THE dumping of more than 100mm of rain throughout parts of the Riverina has attributed to a massive downgrade of winter crops. 

Riverina farmers and agronomists had warned that crops which were not harvested before the rain were at risk.

And before the rain arrived insurance assessors told The Rural that several crops had already been destroyed due to hail.

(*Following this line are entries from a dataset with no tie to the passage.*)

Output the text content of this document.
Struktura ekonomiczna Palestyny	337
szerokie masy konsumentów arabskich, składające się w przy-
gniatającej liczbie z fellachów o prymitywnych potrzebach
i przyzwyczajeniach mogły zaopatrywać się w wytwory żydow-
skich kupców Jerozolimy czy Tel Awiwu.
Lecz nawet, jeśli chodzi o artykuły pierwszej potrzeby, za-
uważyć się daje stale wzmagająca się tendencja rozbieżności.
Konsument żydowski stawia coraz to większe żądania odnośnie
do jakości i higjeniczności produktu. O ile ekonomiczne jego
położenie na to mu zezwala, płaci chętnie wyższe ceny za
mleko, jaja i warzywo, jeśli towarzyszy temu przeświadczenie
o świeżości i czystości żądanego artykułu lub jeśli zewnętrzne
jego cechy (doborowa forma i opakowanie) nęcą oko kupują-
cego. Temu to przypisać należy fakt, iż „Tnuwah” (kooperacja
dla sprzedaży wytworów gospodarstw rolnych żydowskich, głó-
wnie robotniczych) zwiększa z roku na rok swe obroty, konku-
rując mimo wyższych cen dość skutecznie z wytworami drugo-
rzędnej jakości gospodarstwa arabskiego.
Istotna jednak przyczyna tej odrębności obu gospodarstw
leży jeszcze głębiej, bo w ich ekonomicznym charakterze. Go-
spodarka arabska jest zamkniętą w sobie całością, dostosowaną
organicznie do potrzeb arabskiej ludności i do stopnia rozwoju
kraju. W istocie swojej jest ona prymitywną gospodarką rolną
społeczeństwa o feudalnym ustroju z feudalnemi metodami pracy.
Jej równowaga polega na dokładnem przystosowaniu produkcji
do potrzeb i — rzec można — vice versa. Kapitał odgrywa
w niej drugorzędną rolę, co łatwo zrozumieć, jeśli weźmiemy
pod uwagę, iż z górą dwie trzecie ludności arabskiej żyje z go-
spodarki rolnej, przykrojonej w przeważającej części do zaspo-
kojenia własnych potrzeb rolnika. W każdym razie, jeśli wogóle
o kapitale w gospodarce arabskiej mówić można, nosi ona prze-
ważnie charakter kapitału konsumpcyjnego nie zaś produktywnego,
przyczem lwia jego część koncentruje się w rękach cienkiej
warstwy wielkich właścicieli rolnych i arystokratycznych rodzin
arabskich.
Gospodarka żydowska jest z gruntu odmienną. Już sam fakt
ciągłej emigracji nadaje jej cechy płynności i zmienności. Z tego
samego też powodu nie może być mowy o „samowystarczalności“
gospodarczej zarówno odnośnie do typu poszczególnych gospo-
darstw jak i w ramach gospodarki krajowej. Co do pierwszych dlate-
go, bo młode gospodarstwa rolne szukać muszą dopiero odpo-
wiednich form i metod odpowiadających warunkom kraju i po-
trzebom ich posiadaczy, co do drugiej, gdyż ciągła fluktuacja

Earlier last week there was a race to get crops in the chaser bin before the rain arrived. 

And new national figures reflect the pattern of events across southern NSW with the Australian Bureau of Resource Economics and Sciences (ABARES) showing that that winter crop tonnages will fall by 41 per cent. 

ABARES Crop Report estimates total winter crop production at 35.1 million tonnes, down 41 per cent from the record 59.5 million tonnes crop produced in 2016/17.

Wheat production is forecast at 20.3 million tonnes, down from 35.0 million tonnes in 2017/18, and the smallest national wheat crop since 2007/08.   

GrainGrowers trade and economics manager, Luke Mathews, said the 2017 winter cropping season had been challenging for many of Australia’s grain growers. 

“Different challenges have affected different farmers in different regions at different times of the year,” said Mr Mathews. “Severely low rainfall plagued much of the national cropping belt early in the season,” he said.

“The seasonal challenges have continued through harvest.  Widespread rainfall has been recorded in November and early December, slowing harvest progress and resulting in quality issues.” Meanwhile, the Grains Research and Development Corporation (GRDC) has flagged the issue about lack of storage for harvested crops.

The association has also warned that the heavy rain in southern NSW meant that growers would have to deal with storing grain with a high moisture content. 

Grain storage specialist for the southern cropping region, Peter Botta, said monitoring grain moisture and temperature daily would enable early detection of mould and insect development.

He said grain, with a high moisture content, of greater than 13 to 14 per cent was ideal for mould and insects.